Reflections
SXSW 2000 Film Festival and Conference
By Robert Faires, Fri., March 17, 2000
The Killer Storm
Dir: Monte Markham; Prod: Jason Markham, William Schlueter; Scr: Jesse Sublett; DP/Ed: William Schlueter; Ed: James Morgan.Video, 91 min., 1999
Call them Ishmaels. Like the narrator of Moby Dick, the Coast Guard and Air Guard servicemen who figure prominently in this History Channel documentary are caught in an epic drama of Man vs. Nature, fighting for survival in waters just as violent as those described by Melville 150 years ago.

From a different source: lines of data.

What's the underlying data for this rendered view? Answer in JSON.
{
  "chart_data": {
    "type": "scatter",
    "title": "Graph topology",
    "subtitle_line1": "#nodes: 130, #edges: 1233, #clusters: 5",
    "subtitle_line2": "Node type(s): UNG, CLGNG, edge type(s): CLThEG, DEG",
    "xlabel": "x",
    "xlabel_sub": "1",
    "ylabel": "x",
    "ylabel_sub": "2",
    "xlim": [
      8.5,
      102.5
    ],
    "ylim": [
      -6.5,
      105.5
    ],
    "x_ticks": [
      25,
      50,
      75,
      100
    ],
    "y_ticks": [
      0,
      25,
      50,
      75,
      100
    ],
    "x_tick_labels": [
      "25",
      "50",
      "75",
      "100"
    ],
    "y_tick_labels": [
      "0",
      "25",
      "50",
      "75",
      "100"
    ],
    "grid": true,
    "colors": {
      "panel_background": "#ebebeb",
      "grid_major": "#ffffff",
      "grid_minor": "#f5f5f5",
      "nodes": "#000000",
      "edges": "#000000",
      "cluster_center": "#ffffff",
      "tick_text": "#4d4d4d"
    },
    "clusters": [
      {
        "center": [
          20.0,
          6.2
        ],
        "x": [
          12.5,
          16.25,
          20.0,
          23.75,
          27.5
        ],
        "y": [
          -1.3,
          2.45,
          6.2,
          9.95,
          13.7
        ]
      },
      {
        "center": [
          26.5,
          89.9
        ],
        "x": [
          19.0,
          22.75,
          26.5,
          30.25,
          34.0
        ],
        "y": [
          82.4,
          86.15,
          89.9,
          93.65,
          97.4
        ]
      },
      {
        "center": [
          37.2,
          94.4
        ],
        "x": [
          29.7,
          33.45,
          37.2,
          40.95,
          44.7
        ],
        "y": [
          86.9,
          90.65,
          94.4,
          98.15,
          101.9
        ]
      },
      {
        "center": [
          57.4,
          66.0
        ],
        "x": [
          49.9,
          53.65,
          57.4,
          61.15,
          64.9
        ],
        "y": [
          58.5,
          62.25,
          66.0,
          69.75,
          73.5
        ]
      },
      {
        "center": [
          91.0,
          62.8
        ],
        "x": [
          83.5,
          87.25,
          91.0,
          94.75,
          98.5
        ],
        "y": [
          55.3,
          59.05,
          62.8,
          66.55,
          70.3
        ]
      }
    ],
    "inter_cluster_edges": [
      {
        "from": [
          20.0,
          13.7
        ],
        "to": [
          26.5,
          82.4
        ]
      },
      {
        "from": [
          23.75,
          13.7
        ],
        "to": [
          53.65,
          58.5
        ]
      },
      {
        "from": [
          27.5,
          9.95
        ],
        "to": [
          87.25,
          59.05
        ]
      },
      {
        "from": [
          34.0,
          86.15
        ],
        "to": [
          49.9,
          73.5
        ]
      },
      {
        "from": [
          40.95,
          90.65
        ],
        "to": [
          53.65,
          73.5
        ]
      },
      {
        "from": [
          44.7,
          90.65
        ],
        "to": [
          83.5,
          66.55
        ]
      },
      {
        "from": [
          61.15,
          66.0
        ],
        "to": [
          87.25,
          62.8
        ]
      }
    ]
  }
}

Their Great White Whale is a monstrous storm, the likes of which modern meteorology had never seen: 1,500 miles across, with 100-mph winds, and waves 100 feet tall. Much as Melville expounds upon whales to prepare us for the terrible wonder of his titular beast, screenwriter Jesse Sublett deftly sets up the storm with a crash course in Atlantic weather patterns and the most destructive storms of the 20th century. By the time a team of rescue parajumpers is forced to ditch its helicopter in the thick of the killer storm, we grasp the event in all its awesome fury. The film never transcends its cable-channel roots, but Sublett and director Markham cover their subject with the intelligence and broad view of the best films of this kind. And when they zero in on the brave men who drop into those harrowing seas, they deliver an adventure both gripping and wondrous.